The Washington Times

The year came to an end substantially closer to our fondest wishes than to our worst fears, and there’s much to be grateful for in that. But this is no time to start slipping back into a Sept. 10 frame of mind. For all Americans, from the president on down, the proper New Year’s resolution this year is: Be resolute.



A brief review of what happened and what didn’t happen in the aftermath of the September 11 attacks: First, the United States government rallied to the challenge. This was most visibly true in the case of George W. Bush, nothing in whose background and brief years of public service prepared him for this, and about whom people were accordingly uncertain. He emerged as man who, for the first time in his life, believed he understood why God put him on Earth. Meanwhile, those in his government charged with dealing with our problem internationally were likewise superb. Fears of divisive internecine warfare within the administration were grossly exaggerated. Congress, too, closed ranks behind the president on the war effort, in an impressive display of bipartisanship.

Then there was the mayor of New York. Rudy Giuliani had already established himself as a great mayor, with an out-sized personality (flaws and all) to match the task. He now looks like the greatest mayor New York has ever had, a man in full, a politician in the best sense of the word: a man who understands the people, who knows what they want, and who has the courage to tell them what they can and cannot have.

What can one say about the U.S. military? Simply that it is consistently underestimated even by those who think the most of it. Ten years of post-Cold War drawdown, countless news reports about declining readiness and morale, dire warnings about the inability to refight the Gulf War – and it turns out that what the military itself was spending its time doing during this period was learning how to fight better than ever.

Our allies stuck with us, Britain most of all.
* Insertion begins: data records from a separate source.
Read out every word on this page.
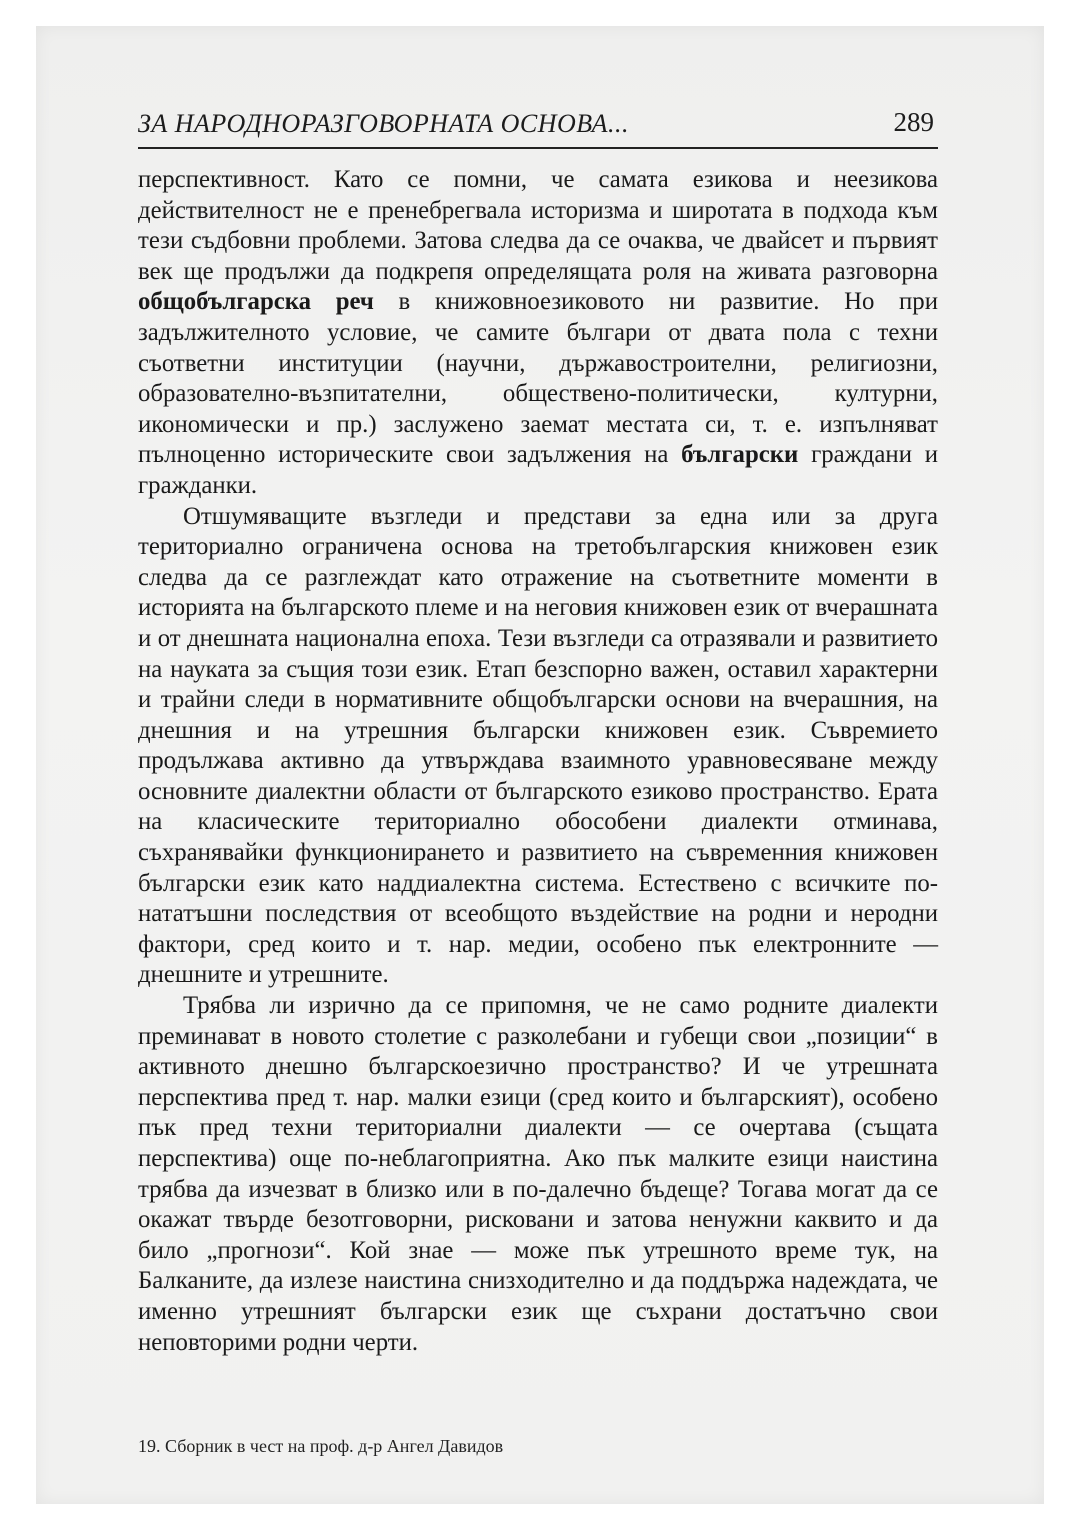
ЗА НАРОДНОРАЗГОВОРНАТА ОСНОВА...	289

перспективност. Като се помни, че самата езикова и неезикова действителност не е пренебрегвала историзма и широтата в подхода към тези съдбовни проблеми. Затова следва да се очаква, че двайсет и първият век ще продължи да подкрепя определящата роля на живата разговорна общобългарска реч в книжовноезиковото ни развитие. Но при задължителното условие, че самите българи от двата пола с техни съответни институции (научни, държавостроителни, религиозни, образователно-възпитателни, обществено-политически, културни, икономически и пр.) заслужено заемат местата си, т. е. изпълняват пълноценно историческите свои задължения на български граждани и гражданки.

Отшумяващите възгледи и представи за една или за друга териториално ограничена основа на третобългарския книжовен език следва да се разглеждат като отражение на съответните моменти в историята на българското племе и на неговия книжовен език от вчерашната и от днешната национална епоха. Тези възгледи са отразявали и развитието на науката за същия този език. Етап безспорно важен, оставил характерни и трайни следи в нормативните общобългарски основи на вчерашния, на днешния и на утрешния български книжовен език. Съвремието продължава активно да утвърждава взаимното уравновесяване между основните диалектни области от българското езиково пространство. Ерата на класическите териториално обособени диалекти отминава, съхранявайки функционирането и развитието на съвременния книжовен български език като наддиалектна система. Естествено с всичките по-нататъшни последствия от всеобщото въздействие на родни и неродни фактори, сред които и т. нар. медии, особено пък електронните — днешните и утрешните.

Трябва ли изрично да се припомня, че не само родните диалекти преминават в новото столетие с разколебани и губещи свои „позиции“ в активното днешно българскоезично пространство? И че утрешната перспектива пред т. нар. малки езици (сред които и българският), особено пък пред техни териториални диалекти — се очертава (същата перспектива) още по-неблагоприятна. Ако пък малките езици наистина трябва да изчезват в близко или в по-далечно бъдеще? Тогава могат да се окажат твърде безотговорни, рисковани и затова ненужни каквито и да било „прогнози“. Кой знае — може пък утрешното време тук, на Балканите, да излезе наистина снизходително и да поддържа надеждата, че именно утрешният български език ще съхрани достатъчно свои неповторими родни черти.

19. Сборник в чест на проф. д-р Ангел Давидов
The imperative of maintaining an “anti-terror coalition,” some had fretted, would lead to a least-common-denominator approach to the problem. It did not. Our success drew out more support from our friends and silenced our critics.

And then there was the “culture.” A generation’s worth of triviality, sometimes verging on inanity, went out the window as people came to terms with the magnitude of the threat and the value of what was threatened. The worst we’ve seen are a few left-wing professors wallowing in the self-pity of their own marginality. They don’t get it and they never will, but more to the point, they don’t matter. Even their students, rather than absorbing the propaganda, disdain it as they contemplate careers in the Foreign Service or the CIA.

Now, about the enemy. Well, Osama bin Laden truly is an evil man. In the early going, some insisted that our military efforts would be futile in the absence of addressing the “root causes” of terrorism. What was clear on videotape from the merriment Osama was taking at his success in New York was how utterly irrelevant root causes are to the problem he poses. And everyone seems to understand this.

What’s also clear is that al Qaeda and its brethren are not invincible, either. Of course, they are now up to something. But one can say now that September 11 was not the first in a carefully orchestrated series of blows of the sort that might hold out for terrorists the promise of ripping this country apart. It is perhaps not unreasonable to conclude that while the United States is hardly untouchable, neither is it so easy to pull off an operation on the scale in question, or even a much lesser scale.

Meanwhile, the price of doing business with terrorists abroad has now been demonstrated to be quite high. “Regime change” is the term of art for what rulers face if they allow terrorists to operate. The fate of the Taliban government, it seems fair to say, is much on the minds of those who once found some measure or other of cooperation with terrorist groups to be the easiest course.

All in all, not bad. But we are hardly finished. I have no idea what the Middle East and Central Asia are going to look like a dozen years from now. I do think, though, that if we continue to apply ourselves as diligently to the task at hand as we have since September 11, the result will be a world in which our enemies are a lot more afraid of us than we are of them.